There's the lesser-known story of the Chinese policemen and labourers of the German-Chinese port of Tsingtao in China, forced to fight in a war which began in places they'd never seen, for an army they should never have been part of, against an enemy who they had no quarrel with. A punishing siege of Tsingtao from the Japanese and British saw these workers thrown into the conflict at the behest of German overlords, with 40 of them killed in conflict.

To the south, there were the Bedouin rebels across the Arab Peninsula who shook off the shackles of the mighty Ottoman Turks to fight one of the first modern Guerilla wars, standing up against the power of one of the largest empires ever known. Whose war was of freedom, whose bravery in the face of overwhelming odds provides one of the most compelling stories from the Great War, and whose battles were the backdrops for the legendary figures of Faisal I of Iraq and Lawrence of Arabia. 

Then came the Italian Arditi, stumbling across the white stone of the Dolomites, breaching the metal doors of enemy fortresses to confront foreign Austrian reflections of themselves, just as scared and just as desperate to sleep another night and to wake to another day. Whose travails under the motto of 'either victory or we all die' saw them face down a sea of bayonets and a porcupine of rifles across treacherous mountain paths and over cracked bracken.

And of course what about the countless civilian lives, lost to wars that rolled through their countries with the indifference of the new-fangled tanks of the first ever industrial war? Millions of innocent women, children, elderly and disabled had their lives destroyed, their homes decimated, their families wiped out, their liberty lost and their futures denied by brutalised belligerents and de-humanised soldiers. Their suffering cannot be overstated.

Finally, we've all heard of the most infamous battles of the war from a British, French, Belgian and German perspective. Those apocalyptic trench conflicts across the Somme, Passchendaele and Ypres, whose meteoric shelling turned verdant fields into fiery black infernos and turned soldiers inspired by the bluster of nationalism into wandering ghosts. Where the young and old ascending the trench walls for the first time matched steps with those ascending them for the last time, as they climbed into a man-made, mechanical hellscape of green gas seas and thunderous gunfire.

100 years has now passed since the guns fell silent and the final shots rang out around the world. A lot can happen in 100 years but we will always remember and can never forget the events which took place between 1914-1918. Almost nothing has instilled humanity with as much of a sense of loss and of pointless death than the First World War, and perhaps never will.

An estimated 40 million soldiers and civilians were wounded or killed across those four years, making WWI one of the bloodiest conflicts in recent history. From this, various treaties were agreed upon in response to the brutality of modern war but despite everything, another war with more parties and more casualties than any other would erupt. The Second World War would go on to claim the lives of over 60 million people and would also lay the stage for such atrocities as the Holocaust and the Nanking Massacre. It seemed like the world learned nothing.

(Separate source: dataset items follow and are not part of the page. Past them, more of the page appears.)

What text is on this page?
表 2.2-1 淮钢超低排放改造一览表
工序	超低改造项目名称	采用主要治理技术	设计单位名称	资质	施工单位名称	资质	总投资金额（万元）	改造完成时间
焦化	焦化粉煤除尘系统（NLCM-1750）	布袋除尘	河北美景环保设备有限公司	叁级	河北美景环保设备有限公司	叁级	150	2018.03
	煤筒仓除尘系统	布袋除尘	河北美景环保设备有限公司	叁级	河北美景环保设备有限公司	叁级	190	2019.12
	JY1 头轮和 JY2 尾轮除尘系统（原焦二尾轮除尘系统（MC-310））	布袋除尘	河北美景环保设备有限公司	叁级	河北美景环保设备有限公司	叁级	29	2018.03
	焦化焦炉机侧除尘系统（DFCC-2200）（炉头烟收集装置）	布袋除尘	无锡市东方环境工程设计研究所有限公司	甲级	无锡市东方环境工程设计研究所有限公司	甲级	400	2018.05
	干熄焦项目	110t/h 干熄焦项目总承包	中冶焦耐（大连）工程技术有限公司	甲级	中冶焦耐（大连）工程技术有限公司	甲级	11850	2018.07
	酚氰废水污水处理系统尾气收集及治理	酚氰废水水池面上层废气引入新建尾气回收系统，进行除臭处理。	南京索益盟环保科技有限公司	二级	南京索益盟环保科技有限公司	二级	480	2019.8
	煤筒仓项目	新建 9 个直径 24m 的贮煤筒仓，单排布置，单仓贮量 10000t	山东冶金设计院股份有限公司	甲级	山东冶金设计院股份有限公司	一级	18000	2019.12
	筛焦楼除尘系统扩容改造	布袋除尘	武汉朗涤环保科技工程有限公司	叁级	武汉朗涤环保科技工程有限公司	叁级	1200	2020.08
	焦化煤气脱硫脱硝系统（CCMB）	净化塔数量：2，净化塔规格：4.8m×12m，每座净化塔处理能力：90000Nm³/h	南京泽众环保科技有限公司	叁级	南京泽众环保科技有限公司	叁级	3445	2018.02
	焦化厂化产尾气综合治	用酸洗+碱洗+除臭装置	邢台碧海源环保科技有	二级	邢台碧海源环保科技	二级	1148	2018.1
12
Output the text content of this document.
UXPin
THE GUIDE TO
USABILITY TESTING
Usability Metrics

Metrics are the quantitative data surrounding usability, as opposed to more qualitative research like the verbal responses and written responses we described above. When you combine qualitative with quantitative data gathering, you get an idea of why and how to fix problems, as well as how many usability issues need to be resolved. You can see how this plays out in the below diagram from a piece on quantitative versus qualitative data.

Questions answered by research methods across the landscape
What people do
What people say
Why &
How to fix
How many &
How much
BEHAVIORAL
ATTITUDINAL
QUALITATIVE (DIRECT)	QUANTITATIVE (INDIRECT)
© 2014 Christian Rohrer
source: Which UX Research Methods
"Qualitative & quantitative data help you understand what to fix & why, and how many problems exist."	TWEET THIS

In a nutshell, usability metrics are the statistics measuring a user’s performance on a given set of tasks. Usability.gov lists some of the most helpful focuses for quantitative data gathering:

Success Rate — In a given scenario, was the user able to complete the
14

And yet, the world is a safer and more peaceful place to be than ever before, today in the 21st century. Wars still rage around the world to this day; humanity may never change in that respect. But these days, we are more tolerant than ever before, we have better healthcare than ever before and better global unity, despite how things may seem in sensationalist news. And we have learned from these wars, with chemical warfare banned, new agreements made and nuclear weapons under more international scrutiny than ever.

So with that in mind, remember all those who fell for every side in the First World War, and every war before and since. Remember that without them, this world would be a very different place. Remember their sacrifice, their struggle, their terror, their suffering and their bravery.

Whether you choose to where a red poppy, a white poppy, a black poppy or a purple, remember those who strove for peace, liberty and freedom in the Great War, 1914-1918.